Magush me dijo que por tratarse de nuestra amistad, que era de tantos años, hacía
una excepción: que a nadie le hubiera permitido esa conducta. Me entretuve viendo
mi destino en aquellas ventanas y las artimañas que empleaba Magush con clientes
a quienes engañaba, entregándoles mi destino como si fuese el de ellos.
–Es más prudente
que alguien viva tu destino inmediatamente, a medida que va apareciendo en las ventanas.
No vaya a ser que después te busque: el destino es como un tigre cebado, que acecha
a su dueño –me decía Magush, y para tranquilizarme agregaba–: Un día, tal vez, no
haya más nada para ti en esas ventanas.
–¿Moriré? –interrogaba
yo con cierta inquietud.
–Necesariamente,
no –respondía Magush–. Puedes vivir sin destino.
–Pero, hasta
los perros tienen destino –protesté yo.
–Los perros
no pueden evitarlo: son obedientes.
Sucedió, en
parte, lo que Magush había pronosticado y viví por un tiempo aburrido y tranquilo,
dedicado a mi trabajo, pero la vida me atraía y la añoré, junto a Magush, contemplando
el edificio. Aún no se habían extinguido las figuras dedicadas a esclarecer mi destino.

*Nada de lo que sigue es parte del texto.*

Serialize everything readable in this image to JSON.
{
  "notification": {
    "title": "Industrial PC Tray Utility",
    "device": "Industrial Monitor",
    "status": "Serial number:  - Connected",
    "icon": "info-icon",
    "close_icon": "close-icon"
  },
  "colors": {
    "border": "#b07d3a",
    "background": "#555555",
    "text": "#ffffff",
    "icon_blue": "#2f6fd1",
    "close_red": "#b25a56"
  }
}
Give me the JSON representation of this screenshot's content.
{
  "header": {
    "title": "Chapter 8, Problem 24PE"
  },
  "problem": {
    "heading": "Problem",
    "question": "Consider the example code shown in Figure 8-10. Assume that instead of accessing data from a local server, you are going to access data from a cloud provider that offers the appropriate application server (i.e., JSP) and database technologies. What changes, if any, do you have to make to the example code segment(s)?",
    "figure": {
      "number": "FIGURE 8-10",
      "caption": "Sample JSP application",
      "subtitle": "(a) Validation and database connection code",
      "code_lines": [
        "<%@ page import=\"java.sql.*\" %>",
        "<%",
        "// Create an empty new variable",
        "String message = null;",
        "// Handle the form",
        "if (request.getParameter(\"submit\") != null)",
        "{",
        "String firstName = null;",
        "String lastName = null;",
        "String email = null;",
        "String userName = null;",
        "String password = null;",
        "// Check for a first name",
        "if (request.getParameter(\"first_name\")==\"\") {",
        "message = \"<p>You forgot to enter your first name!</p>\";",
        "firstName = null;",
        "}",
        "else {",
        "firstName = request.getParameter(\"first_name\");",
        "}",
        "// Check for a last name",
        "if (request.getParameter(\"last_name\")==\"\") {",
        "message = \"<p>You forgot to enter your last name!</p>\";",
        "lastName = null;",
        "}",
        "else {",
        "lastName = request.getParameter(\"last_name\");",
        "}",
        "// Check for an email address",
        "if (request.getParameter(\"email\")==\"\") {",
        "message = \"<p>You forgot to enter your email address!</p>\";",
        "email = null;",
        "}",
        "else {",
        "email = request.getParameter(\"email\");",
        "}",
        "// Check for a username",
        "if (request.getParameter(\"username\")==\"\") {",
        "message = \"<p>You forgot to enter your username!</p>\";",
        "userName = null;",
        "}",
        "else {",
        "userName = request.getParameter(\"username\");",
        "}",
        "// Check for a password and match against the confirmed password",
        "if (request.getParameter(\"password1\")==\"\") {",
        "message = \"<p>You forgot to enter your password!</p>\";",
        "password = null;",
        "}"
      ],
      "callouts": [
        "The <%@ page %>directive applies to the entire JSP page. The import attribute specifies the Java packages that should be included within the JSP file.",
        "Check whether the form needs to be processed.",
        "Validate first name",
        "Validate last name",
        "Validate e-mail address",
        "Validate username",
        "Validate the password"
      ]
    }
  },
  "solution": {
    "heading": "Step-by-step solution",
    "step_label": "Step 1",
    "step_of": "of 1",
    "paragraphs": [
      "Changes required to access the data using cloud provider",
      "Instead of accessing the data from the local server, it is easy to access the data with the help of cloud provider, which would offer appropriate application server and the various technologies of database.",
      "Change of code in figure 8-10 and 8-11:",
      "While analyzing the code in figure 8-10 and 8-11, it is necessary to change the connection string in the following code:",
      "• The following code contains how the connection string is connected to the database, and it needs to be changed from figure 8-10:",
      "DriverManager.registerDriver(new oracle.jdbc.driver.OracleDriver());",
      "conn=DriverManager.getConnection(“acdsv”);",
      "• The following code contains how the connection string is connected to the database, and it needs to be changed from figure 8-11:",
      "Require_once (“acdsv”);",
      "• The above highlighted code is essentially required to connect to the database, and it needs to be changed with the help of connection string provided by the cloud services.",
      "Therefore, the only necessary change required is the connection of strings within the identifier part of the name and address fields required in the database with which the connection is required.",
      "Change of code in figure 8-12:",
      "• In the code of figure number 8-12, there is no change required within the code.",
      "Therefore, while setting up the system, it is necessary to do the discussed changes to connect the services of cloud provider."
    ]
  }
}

En cada una de las ventanas nos sorprendieron a veces inextricables composiciones
nuevas. Tétricas luces, fantasmas con caras de perros, criminales, todo indicaba
que no convenía que aquellos cuadros que estaba viendo llegaran a ser reales.
–A quién le
agradaría vivir estas desdichas –dije a Magush, que resolvió aquel día, para distraerme,
hacer de consultante y de adivino a la vez. Empecé a ver luces de Bengala, títeres,
farolitos japoneses, enanos, personas vestidas de oso y de gato. Con hipocresía
le dije:
–Te envidio.
Quisiera tener catorce años.
–Te cambio el
destino –me dijo Magush.
Acepté, aunque
su proposición me pareciera atrevida. ¿Qué haría con esos enanitos? Hablamos demasiado
tiempo de las dificultades que podían acarrear las diferencias de nuestra edad.
Perdimos tal vez la fe que necesitábamos.
Nuestro proyecto
no se cumplió. Los dos perdimos la ocasión de satisfacer nuestra curiosidad.
A veces reincidimos
en la tentación de intercambiar nuestro destino; hacemos algunas tentativas, pero
siempre vuelve a ocurrir el mismo impedimento: si se piensa en las dificultades
que Magush ha vencido resulta absurdo. No hace mucho estuve a punto de partir. Hice
mis valijas. Nos despedimos. Las imágenes en las ventanas eran tentadoras. Algo
me retuvo a último momento. Lo mismo sucedió a Magush; no tuvo valor para escaparse
de la carbonería.
A mí me fascina
siempre el destino de Magush y a él (por malo que sea) el mío, pero en el fondo
lo único que deseamos los dos es seguir contemplando las ventanas de esa casa y
regalar a otros nuestro destino, mientras no nos parezca extraordinario.